Life in a Northern Town

Frosty Morning on the Beach

Well, it's been a while since I've posted and its high time I get back into the Cookery Maven swing of things. I've been cooking, eating, drinking wine, taking pictures, and stirring the pot wherever and whenever I can but haven't made time to sit at the computer and hammer out a blog post. The hiatus is over and this morning's beach adventure seemed like the perfect place to pick up where I left off in June. The pups and I went to Bayview Beach this morning and it was stunning— the frost has settled on every surface and the Lake was steaming offshore.

It was a busy summer and an even busier fall. We are down to three kids in the house and that's been a huge adjustment— Jack left for his sophomore year at Madison in September and Will left for the Conserve School in August. It all hit home in the early part of October when I was getting ready to make a batch of fresh pasta dough and realized I didn't need to double the recipe. I always knew the emptying of the nest would happen as quickly as the filling but it's still a tough pill to swallow.
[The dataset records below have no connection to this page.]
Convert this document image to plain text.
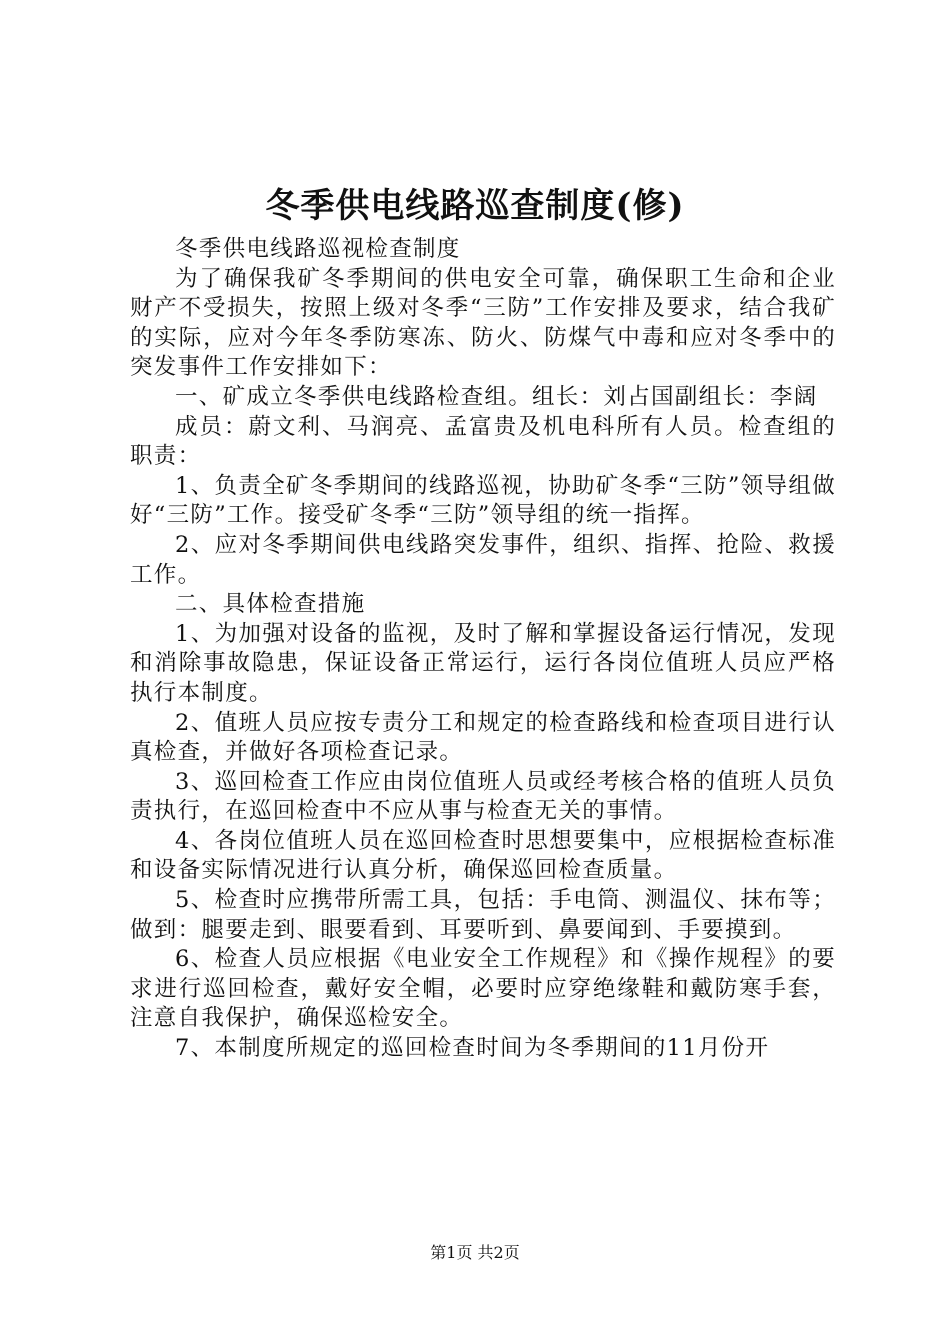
冬季供电线路巡查制度(修)

冬季供电线路巡视检查制度

为了确保我矿冬季期间的供电安全可靠，确保职工生命和企业财产不受损失，按照上级对冬季“三防”工作安排及要求，结合我矿的实际，应对今年冬季防寒冻、防火、防煤气中毒和应对冬季中的突发事件工作安排如下：

一、矿成立冬季供电线路检查组。组长：刘占国副组长：李阔

成员：蔚文利、马润亮、孟富贵及机电科所有人员。检查组的职责：

1、负责全矿冬季期间的线路巡视，协助矿冬季“三防”领导组做好“三防”工作。接受矿冬季“三防”领导组的统一指挥。

2、应对冬季期间供电线路突发事件，组织、指挥、抢险、救援工作。

二、具体检查措施

1、为加强对设备的监视，及时了解和掌握设备运行情况，发现和消除事故隐患，保证设备正常运行，运行各岗位值班人员应严格执行本制度。

2、值班人员应按专责分工和规定的检查路线和检查项目进行认真检查，并做好各项检查记录。

3、巡回检查工作应由岗位值班人员或经考核合格的值班人员负责执行，在巡回检查中不应从事与检查无关的事情。

4、各岗位值班人员在巡回检查时思想要集中，应根据检查标准和设备实际情况进行认真分析，确保巡回检查质量。

5、检查时应携带所需工具，包括：手电筒、测温仪、抹布等；做到：腿要走到、眼要看到、耳要听到、鼻要闻到、手要摸到。

6、检查人员应根据《电业安全工作规程》和《操作规程》的要求进行巡回检查，戴好安全帽，必要时应穿绝缘鞋和戴防寒手套，注意自我保护，确保巡检安全。

7、本制度所规定的巡回检查时间为冬季期间的11月份开

第1页 共2页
I have been tempted to get a puppy but since I'd like to keep Ted in the nest....I'm not pulling the trigger on that one.

Other than the kids growing up and flying the coop, I do have a couple of new projects in the works—  a cookbook/photo essay book published by the Wisconsin Historical Press (due out in 2017) and a new photography project called, Words for Water. The book will be a similar format as the blog...recipes, stories and photos from the Chequamegon Bay and beyond. I honestly can't believe 'published author' is going to be a phrase that's associated with Mary Dougherty but I never thought mother of five was going to be my main gig either (and that one worked out brilliantly) so I'm excited to see where this one goes.

The Words for Water idea came up a few weeks ago when I learned of a very large (like 1,700 sows and 8,000 piglets large) hog farm setting up shop in Bayfield county. As I was reading through the ordinances, it occurred to me that the words we use to describe the Lake or the water in our community are not represented in the regulations that directly affect our water. I wondered what would happen if the people who live in and love the Lake Superior Basin were able to speak for all that water, what would happen? And then Ted went to Nashville and that's when it all came together. Maybe it was the barbecue, the grits or the country music but something clicked and he walked into the kitchen with the idea for Words for Water. I've been gathering the images for a couple of weeks and we are building a powerful story of love and reverence for Lake Superior and ten percent of the world's fresh water. You can post your own words for water on the Facebook or Instagram pages or get in touch with me and, if you live in the Bayfield area, I'll take your photo and put it on the website.

I'm looking forward to re-connecting with you and sharing what's cooking in my kitchen, what pots I've been stirring and the beautiful place I am lucky enough to call home. It never ceases to amaze me.